4. Contre le réductionnisme

La conséquence de ces recherches neuroscientifiques est donc que notre activité spirituelle est étroitement connectée à notre infrastructure neuronale et en dépend. Mais comment et dans quelle mesure ? Est-ce que notre pensée et notre foi ne seraient qu’un pur produit de l’agitation de nos cellules nerveuses ? Qu’en est-il alors de la liberté de notre conscience, de notre responsabilité ? C’est là que l’on quitte la stricte réalité scientifique et que l’on entre dans la philosophie ou l’idéologie. D’un côté, nous trouvons des scientifiques positivistes, matérialistes, qui veulent réduire toute l’activité mentale, et à plus forte raison la religion, à la mécanique physique et neuronale.

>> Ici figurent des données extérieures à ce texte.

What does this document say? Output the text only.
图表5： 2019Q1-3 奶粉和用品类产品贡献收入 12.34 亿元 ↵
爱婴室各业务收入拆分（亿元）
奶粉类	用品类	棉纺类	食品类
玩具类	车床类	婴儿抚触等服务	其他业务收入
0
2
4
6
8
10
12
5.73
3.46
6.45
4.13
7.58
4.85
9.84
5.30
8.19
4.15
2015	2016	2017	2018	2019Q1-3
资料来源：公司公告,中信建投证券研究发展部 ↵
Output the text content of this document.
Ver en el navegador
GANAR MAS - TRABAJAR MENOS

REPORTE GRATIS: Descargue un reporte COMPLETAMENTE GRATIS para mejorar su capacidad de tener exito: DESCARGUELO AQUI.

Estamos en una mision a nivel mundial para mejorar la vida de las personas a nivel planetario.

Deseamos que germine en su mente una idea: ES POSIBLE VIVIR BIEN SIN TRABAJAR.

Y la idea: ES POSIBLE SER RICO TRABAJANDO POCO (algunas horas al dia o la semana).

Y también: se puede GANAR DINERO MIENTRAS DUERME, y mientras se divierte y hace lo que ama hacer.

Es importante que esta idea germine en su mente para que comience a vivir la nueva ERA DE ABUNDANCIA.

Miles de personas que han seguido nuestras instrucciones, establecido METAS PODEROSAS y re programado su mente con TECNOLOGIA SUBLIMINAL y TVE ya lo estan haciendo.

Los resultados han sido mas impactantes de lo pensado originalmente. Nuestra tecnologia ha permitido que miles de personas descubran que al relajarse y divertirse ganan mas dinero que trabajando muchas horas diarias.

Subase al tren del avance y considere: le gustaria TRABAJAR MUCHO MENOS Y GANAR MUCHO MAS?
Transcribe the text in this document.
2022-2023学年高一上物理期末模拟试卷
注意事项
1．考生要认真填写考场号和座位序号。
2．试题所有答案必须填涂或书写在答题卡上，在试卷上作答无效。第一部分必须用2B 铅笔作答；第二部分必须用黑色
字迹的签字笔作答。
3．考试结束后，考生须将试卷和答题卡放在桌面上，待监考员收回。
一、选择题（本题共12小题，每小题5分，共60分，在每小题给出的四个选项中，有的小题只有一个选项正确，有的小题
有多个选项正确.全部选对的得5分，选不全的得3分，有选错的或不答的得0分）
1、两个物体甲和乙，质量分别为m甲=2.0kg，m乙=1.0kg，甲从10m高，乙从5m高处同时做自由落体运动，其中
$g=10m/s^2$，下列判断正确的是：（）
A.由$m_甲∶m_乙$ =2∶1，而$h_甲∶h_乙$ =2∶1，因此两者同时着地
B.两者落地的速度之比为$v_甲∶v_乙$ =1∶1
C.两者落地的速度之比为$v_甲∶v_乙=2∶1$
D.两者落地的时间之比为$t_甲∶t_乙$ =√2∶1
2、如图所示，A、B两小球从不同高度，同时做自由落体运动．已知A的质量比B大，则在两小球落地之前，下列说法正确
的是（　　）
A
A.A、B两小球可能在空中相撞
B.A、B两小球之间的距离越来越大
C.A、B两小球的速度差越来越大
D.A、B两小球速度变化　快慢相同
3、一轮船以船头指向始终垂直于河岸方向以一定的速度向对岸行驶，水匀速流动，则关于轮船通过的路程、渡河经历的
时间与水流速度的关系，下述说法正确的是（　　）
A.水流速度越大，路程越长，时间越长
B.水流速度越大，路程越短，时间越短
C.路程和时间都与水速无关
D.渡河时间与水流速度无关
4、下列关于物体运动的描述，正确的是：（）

Ainsi, par exemple, le découvreur de l’ADN, le prix Nobel Francis Crick qui écrivait : Vous, vos joies et vos peines, vos souvenirs et vos ambitions, le sens que vous avez de votre identité, et de votre libre-arbitre, ne sont rien de plus que le comportement d’un vaste assemblage de cellules nerveuses et des molécules qui y sont associées. Ce « rien de plus que » est la marque de la position qu’on appelle le réductionnisme, parce qu’il veut réduire toute activité mentale au physique auquel il est corrélé. Du coup, toute activité mentale, la religion et même toute la culture perdent leur sens, puisqu’elles ne seraient rien que… Il me semble que la plupart des scientifiques ont la sagesse de comprendre que nous ne sommes pas seulement les hommes d’un corps et d’un cerveau, mais que nous sommes aussi des hommes de la culture, que l’agitation de cellules ne sauraient expliquer, et qui possède sa dimension et ses règles propres de développement. Et les autres, philosophes, théologiens et hommes de bon sens, nous devrions être suffisamment ouverts pour reconnaître que, malgré notre expérience subjective, nous sommes fondamentalement incarnés, que nous venons de « Adamah », la terre, et que mêmes nos prières les plus spirituelles sont conditionnées par la matière.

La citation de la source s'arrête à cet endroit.